Весна - Бруштейн Александра Яковлевна (бесплатные версии книг TXT) 📗
Сперва девочки на нее обижались, даже бранили ее. Потом, кто понял, кто привык к Маниной сдержанности, перестали мучить ее вопросами о Гороховых.
— Маня, — спрашиваю я шепотом, — почему же он сегодня не изругал меня, не поставил мне дурной отметки?
— Он хочет, чтобы девочки сами поняли, — вот так, как ты сегодня поняла! Он говорит: плох тот учитель, который не верит в молодежь… — Маня рассказывает это с таким уважением к Горохову как учителю и человеку, что я понимаю: больше я безобразничать на его уроках не буду — не могу.
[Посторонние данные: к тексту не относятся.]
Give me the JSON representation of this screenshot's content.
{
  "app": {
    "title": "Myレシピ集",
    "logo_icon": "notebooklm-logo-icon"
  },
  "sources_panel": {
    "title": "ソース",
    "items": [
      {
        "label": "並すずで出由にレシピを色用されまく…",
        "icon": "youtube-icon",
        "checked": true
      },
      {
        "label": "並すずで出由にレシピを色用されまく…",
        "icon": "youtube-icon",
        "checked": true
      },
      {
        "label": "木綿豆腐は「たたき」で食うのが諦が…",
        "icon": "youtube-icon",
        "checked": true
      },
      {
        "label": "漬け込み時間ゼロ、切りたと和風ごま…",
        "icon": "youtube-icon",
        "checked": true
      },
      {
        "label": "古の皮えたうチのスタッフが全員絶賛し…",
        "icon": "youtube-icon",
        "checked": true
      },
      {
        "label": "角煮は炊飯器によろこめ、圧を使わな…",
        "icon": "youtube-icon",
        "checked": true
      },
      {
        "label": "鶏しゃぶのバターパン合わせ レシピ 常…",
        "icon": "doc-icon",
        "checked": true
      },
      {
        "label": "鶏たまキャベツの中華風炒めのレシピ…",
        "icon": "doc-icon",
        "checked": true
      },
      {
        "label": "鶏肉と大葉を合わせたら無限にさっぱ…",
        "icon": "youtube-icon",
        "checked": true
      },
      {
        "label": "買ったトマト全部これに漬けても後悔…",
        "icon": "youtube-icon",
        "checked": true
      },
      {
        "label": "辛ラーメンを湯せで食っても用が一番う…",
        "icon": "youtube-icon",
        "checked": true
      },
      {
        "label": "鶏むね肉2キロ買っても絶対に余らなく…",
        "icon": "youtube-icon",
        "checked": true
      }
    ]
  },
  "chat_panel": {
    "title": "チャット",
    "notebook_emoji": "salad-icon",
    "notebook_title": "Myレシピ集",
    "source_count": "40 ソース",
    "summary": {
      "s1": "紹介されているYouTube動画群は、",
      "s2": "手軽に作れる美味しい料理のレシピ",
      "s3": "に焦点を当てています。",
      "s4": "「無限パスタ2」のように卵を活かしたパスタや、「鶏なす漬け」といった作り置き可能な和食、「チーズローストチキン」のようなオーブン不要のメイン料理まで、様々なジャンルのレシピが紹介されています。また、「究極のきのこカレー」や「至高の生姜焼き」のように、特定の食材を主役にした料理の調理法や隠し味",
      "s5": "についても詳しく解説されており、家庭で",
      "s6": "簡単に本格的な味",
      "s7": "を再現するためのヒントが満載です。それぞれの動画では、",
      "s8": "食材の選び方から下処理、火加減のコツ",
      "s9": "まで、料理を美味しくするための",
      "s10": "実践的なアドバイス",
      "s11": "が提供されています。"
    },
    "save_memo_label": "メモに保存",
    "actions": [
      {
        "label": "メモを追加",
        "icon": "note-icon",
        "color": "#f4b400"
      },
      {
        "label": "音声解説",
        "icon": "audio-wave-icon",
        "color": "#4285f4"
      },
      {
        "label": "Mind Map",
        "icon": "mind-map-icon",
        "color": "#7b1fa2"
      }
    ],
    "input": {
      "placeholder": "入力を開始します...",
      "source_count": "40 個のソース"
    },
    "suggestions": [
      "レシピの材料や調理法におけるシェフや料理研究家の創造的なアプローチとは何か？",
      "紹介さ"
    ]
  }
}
Симпатичность Горохова, его доброта, уважение к нам, хорошее преподавание скоро изменили отношение к нему класса. Глупые институтские выходки прекратились, а главное — мы стали учиться всерьез. С таким учителем, как Серафим Григорьевич, класс, наверное, через некоторое время нагнал бы все пропущенное и не боялся бы оскандалиться на выпускных экзаменах.
Но тут вдруг случилась новая беда: Горохов заболел очень серьезно. У него сперпа была инфлюэнца, потом сделалось осложнение: он почти оглох. Вот уже больше двух месяцев как он не приходит к нам на уроки.
За это время класс успел растерять почти все то, чему научился у Горохова. В головах опять математическая каша. Время идет, выпускные экзамены приближаются, а Горохов все еще хворает.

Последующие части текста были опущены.